Potential applications include monitoring of:

  • Adenosine triphosphate (ATP) synthesis and utilization
  • Phosphotransfer enzyme rates (creatine kinase, adenylate kinase and nucleoside diphosphate kinase)
  • Glycolytic and glycogenolytic metabolite levels and fluxes
  • Mitochondrial Krebs and urea cycle activity
  • Mitochondrial substrate (G3P) shuttle activity
  • Adenosine monophosphate (AMP) metabolic signal dynamics
  • Purine and pyrimidine nucleotide turnover rates

Studies demonstrate that this approach is valuable for metabolomic profiling of transgenic models simulating human disease and diagnosis of mitochondrial deficiency. Monitoring phosphometabolite turnover rates and targeted analysis of metabolic network dynamics by 18O labeling in human samples allow metabolic phenotyping for prediction, diagnosis and treatment of human diseases.

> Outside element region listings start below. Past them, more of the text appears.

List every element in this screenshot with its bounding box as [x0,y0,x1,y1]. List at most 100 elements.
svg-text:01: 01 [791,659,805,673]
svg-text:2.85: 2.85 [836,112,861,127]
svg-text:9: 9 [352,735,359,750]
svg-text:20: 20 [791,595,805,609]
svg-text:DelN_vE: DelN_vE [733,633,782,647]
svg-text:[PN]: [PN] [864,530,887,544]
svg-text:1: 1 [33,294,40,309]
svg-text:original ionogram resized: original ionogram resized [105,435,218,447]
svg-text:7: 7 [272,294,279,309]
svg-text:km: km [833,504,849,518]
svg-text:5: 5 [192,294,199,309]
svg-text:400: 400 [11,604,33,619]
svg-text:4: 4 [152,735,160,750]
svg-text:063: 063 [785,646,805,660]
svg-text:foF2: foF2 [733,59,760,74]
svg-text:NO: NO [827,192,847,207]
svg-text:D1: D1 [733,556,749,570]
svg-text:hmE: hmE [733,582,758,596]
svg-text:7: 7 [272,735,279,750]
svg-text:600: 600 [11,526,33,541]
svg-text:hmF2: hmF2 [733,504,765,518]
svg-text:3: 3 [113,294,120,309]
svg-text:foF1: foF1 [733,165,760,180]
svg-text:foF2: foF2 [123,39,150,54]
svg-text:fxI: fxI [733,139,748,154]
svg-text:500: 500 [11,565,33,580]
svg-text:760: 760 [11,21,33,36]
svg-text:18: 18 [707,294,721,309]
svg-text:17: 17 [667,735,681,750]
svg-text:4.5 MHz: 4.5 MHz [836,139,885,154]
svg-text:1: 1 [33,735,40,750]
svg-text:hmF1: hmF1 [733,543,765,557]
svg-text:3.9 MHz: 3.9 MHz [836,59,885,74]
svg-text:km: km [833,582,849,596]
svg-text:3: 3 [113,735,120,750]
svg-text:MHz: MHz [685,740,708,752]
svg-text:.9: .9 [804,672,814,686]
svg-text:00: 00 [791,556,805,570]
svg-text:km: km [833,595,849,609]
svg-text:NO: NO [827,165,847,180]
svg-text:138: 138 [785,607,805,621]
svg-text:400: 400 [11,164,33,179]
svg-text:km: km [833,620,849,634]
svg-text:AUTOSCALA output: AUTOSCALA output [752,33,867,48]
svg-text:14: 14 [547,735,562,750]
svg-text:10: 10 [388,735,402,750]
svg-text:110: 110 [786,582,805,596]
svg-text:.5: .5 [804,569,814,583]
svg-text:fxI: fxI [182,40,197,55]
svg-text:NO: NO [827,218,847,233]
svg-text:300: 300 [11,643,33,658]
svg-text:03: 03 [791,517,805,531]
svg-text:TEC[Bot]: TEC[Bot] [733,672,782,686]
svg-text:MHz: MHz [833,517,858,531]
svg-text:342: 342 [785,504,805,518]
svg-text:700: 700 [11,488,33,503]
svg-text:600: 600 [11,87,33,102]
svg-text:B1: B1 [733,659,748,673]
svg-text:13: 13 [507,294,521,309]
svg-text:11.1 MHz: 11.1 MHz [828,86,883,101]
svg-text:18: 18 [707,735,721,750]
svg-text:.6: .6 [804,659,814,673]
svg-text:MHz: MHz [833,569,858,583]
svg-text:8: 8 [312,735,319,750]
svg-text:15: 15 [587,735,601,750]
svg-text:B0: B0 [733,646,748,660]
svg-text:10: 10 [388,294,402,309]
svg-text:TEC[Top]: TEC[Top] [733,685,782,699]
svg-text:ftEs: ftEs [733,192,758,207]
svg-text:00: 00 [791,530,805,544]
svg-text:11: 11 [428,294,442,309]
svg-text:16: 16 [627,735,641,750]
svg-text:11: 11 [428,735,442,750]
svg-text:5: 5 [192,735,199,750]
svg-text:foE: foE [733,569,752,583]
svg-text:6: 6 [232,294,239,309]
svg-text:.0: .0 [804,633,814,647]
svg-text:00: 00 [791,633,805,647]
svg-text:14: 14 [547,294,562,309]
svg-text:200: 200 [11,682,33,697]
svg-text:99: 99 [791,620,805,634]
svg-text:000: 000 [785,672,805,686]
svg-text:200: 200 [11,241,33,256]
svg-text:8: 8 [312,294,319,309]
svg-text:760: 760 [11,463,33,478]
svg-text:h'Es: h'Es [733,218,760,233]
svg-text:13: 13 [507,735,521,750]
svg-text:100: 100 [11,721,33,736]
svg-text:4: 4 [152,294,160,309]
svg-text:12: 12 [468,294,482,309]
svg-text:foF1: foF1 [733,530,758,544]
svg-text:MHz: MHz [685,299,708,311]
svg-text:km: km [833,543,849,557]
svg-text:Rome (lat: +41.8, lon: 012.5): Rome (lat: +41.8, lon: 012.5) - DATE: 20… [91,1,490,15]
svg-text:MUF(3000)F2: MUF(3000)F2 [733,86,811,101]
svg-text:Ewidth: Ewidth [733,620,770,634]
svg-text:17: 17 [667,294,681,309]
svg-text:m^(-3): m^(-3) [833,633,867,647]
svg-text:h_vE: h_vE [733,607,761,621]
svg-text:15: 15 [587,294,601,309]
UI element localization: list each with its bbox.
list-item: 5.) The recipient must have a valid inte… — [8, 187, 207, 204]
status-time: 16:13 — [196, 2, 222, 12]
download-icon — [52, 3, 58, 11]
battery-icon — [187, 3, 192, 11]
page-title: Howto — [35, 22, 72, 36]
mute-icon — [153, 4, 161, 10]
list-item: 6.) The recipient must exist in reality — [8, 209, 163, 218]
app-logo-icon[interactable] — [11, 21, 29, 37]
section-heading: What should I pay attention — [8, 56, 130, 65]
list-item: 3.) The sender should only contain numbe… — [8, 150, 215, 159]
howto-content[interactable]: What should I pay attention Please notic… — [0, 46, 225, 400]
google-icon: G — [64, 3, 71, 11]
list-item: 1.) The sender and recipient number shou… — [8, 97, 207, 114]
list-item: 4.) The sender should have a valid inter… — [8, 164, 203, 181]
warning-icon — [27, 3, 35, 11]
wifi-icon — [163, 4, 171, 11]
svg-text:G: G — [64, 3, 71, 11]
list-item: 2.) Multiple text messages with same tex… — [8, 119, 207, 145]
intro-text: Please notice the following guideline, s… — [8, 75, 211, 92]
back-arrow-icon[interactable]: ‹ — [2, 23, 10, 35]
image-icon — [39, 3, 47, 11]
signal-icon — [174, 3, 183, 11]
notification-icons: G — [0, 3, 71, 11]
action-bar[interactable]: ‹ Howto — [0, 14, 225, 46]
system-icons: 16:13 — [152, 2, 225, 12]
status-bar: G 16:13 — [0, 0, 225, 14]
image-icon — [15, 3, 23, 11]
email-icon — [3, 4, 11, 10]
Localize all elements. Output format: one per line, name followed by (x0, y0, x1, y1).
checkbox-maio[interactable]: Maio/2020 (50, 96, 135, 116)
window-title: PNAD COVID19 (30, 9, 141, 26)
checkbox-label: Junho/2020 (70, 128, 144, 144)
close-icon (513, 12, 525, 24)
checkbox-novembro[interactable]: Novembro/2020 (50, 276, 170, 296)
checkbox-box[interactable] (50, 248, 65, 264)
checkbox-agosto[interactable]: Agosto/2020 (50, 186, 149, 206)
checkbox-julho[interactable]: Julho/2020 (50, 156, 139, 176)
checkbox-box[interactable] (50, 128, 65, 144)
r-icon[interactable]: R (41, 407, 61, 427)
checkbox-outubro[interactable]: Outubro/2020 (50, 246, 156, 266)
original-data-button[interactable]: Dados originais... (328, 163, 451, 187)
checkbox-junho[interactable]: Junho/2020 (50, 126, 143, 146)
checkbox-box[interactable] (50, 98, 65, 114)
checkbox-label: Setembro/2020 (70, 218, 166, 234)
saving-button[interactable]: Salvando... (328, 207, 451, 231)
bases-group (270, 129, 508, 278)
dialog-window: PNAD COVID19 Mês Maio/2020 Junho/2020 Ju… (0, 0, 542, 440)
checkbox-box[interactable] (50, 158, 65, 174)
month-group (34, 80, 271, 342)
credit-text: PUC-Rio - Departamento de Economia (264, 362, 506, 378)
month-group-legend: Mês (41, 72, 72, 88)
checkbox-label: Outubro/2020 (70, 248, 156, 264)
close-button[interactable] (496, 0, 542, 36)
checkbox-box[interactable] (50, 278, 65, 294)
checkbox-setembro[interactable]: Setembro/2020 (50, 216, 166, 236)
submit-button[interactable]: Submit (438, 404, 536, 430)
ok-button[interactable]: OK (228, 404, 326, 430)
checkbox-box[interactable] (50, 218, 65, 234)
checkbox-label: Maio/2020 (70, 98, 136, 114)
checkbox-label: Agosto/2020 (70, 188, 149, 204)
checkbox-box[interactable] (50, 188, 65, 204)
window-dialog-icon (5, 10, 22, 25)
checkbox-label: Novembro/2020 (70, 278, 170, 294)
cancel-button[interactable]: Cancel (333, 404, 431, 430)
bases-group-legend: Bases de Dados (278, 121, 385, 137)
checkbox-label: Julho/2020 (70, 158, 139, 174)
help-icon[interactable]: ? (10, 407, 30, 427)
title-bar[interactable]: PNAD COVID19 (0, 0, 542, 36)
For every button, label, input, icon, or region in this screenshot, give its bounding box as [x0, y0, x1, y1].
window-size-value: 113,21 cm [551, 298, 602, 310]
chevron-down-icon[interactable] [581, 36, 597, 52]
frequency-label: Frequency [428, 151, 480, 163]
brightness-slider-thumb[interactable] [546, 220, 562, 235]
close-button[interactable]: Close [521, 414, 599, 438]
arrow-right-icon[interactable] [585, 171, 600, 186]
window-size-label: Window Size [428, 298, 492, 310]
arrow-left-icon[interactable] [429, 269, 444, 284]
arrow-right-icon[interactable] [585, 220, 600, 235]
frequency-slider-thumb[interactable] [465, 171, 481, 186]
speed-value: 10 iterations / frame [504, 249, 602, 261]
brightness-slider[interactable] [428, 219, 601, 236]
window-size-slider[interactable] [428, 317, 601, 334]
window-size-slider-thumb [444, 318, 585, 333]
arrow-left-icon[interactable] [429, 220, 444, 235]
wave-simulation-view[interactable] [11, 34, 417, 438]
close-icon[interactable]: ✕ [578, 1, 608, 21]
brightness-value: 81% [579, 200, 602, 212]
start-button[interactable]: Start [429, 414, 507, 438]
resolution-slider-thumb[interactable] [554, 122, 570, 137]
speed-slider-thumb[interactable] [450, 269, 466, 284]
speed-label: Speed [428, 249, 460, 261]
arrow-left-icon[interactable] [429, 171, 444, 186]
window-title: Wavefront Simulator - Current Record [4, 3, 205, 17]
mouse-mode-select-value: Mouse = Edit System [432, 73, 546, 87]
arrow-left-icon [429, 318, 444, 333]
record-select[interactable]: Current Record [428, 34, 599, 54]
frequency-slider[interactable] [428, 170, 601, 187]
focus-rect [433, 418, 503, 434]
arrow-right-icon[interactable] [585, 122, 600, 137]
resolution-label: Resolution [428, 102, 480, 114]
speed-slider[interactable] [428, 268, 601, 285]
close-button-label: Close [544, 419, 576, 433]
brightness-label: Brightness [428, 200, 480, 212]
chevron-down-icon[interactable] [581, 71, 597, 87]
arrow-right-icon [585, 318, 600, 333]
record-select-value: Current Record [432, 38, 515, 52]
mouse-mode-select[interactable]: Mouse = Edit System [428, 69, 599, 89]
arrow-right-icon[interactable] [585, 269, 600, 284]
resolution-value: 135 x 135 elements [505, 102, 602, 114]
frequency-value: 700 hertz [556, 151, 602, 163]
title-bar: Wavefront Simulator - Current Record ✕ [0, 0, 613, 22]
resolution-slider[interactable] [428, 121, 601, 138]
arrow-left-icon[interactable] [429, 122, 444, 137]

Human whole blood 18O metabolic labeling methodology has the ability to detect a subtle alteration in network dynamics and metabolomic signatures of human diseases associated with risk of thrombosis and sudden death.

Beyond medical diagnostics, this technology provides a useful platform for system metabolomics studies in health and diseases, drug development, evaluation of treatment efficiency, and determination of drug side effects.